I would be very grateful if anyone could let me know of their halo vision experiences and if they thought it was worth having this halo vision to not require glasses anymore? Also, my surgeon will be Pascal Annonier (if I decide to go ahead with it in Jan). If anyone has any info/comments I would be so grateful.
Will write again about what decision I have made and if I do have op, how it all went.
Glad to hear it went well, Angela, I fully share your sentiments - especially re the rain! However be careful chopping up onions, I chopped one up the other day and my right eye cried drops bigger than I've ever seen in my life! I think LCRS should add that to their list of things you cant do for a month after surgery!
I keep trying to take my glasses off to go to bed - and look for them in the morning sometimes when its dark. Old habits die hard I guess.
I had my two week check-up on Monday, my right eye has absolutely no short-sightedness, it is 0.00 and I am so pleased. I do need secondary surgery on my left eye though, so there should still be improvement in my overall sight. Booked in for January 17th.

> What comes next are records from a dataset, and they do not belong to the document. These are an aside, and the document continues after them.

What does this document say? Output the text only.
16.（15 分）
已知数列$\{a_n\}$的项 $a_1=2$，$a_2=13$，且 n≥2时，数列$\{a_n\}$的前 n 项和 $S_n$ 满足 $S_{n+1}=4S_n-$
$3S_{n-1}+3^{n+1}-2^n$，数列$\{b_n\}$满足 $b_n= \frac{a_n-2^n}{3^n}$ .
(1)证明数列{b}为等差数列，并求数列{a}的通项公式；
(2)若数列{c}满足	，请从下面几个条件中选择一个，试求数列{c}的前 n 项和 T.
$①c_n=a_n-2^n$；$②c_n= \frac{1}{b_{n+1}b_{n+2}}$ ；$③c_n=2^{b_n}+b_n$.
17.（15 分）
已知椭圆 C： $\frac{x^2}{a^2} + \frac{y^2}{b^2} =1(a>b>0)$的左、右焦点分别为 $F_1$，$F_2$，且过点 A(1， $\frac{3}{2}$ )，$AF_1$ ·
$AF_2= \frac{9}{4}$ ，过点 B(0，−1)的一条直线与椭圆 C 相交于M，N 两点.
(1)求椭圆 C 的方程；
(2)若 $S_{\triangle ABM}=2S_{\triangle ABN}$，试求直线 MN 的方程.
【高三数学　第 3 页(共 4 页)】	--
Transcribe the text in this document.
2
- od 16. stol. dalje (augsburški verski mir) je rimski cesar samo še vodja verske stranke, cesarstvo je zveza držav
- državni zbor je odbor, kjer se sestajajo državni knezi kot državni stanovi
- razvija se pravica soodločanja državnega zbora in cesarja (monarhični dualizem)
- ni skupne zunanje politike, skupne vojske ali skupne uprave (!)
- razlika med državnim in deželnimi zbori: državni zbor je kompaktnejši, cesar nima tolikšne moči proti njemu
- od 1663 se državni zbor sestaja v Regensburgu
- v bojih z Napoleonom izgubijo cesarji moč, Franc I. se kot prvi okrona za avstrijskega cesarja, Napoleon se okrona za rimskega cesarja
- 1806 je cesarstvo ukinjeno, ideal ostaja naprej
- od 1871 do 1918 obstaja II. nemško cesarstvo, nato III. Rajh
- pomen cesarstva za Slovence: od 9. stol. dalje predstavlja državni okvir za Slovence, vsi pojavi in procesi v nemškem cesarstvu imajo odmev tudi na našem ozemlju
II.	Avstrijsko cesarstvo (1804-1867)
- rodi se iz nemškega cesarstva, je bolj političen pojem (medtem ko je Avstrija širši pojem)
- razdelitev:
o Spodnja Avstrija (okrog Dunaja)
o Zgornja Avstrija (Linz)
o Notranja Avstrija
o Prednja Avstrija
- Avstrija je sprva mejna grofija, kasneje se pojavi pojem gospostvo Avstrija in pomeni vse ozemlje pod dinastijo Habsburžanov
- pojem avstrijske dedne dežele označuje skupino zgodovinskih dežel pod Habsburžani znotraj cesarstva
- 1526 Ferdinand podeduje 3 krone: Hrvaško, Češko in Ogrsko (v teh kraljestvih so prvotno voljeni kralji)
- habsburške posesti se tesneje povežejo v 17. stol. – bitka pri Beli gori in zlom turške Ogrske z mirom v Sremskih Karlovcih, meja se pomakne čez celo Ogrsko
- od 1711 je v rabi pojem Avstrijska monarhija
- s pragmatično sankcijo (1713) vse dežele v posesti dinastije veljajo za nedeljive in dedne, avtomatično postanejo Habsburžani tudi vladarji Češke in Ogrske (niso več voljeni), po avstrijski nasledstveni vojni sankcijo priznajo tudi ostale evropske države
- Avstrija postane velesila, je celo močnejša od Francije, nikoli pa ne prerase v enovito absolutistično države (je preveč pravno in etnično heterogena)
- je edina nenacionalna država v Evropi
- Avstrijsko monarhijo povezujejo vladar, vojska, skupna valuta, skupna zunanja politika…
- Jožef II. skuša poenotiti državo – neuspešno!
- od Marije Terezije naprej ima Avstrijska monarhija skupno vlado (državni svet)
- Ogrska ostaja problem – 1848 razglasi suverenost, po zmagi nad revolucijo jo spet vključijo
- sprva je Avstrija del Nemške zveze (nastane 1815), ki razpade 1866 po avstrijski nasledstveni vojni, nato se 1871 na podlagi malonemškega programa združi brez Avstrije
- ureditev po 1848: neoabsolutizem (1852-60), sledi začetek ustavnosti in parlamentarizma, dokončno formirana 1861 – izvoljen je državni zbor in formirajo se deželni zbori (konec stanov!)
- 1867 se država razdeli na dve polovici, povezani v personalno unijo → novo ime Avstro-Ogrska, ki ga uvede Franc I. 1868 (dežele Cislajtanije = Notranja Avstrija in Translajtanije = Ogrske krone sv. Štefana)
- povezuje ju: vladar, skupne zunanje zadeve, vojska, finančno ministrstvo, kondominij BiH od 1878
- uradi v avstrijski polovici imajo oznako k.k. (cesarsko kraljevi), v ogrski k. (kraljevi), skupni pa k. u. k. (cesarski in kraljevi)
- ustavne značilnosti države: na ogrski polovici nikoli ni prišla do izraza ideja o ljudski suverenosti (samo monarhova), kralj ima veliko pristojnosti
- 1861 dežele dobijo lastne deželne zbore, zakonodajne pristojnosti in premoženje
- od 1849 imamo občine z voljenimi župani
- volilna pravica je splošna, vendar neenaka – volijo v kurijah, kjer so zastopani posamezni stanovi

I had my eyes 'LASIKed' last Friday (it is now Monday). My prescription was not particularly bad - -2.75 and -3.00 with astigmatism. I visited the Chester clinic and found them to be helpful and caring. There was no hard sell and they explained the procedure carefully.
2 weeks later I went in for my treatment. Again the staff were very good and prompt. I was treated by Mr Chatterjee. He was very efficient and explained the procedure as he went on. I had small eye sockets and so the suction was uncomfortable - it didn't last long though.
Next day I went for my check up. I could see the bottom line with my right eye and the second from bottom with my left! My eyes do not feel dry, gritty or uncomfortable - only a little tired at the end of the day.
Today I can safely say that my sight is as good (if not better) than it was with glasses.
I am delighted with results and would highly recommend Ultralase and there 'ultra service'!!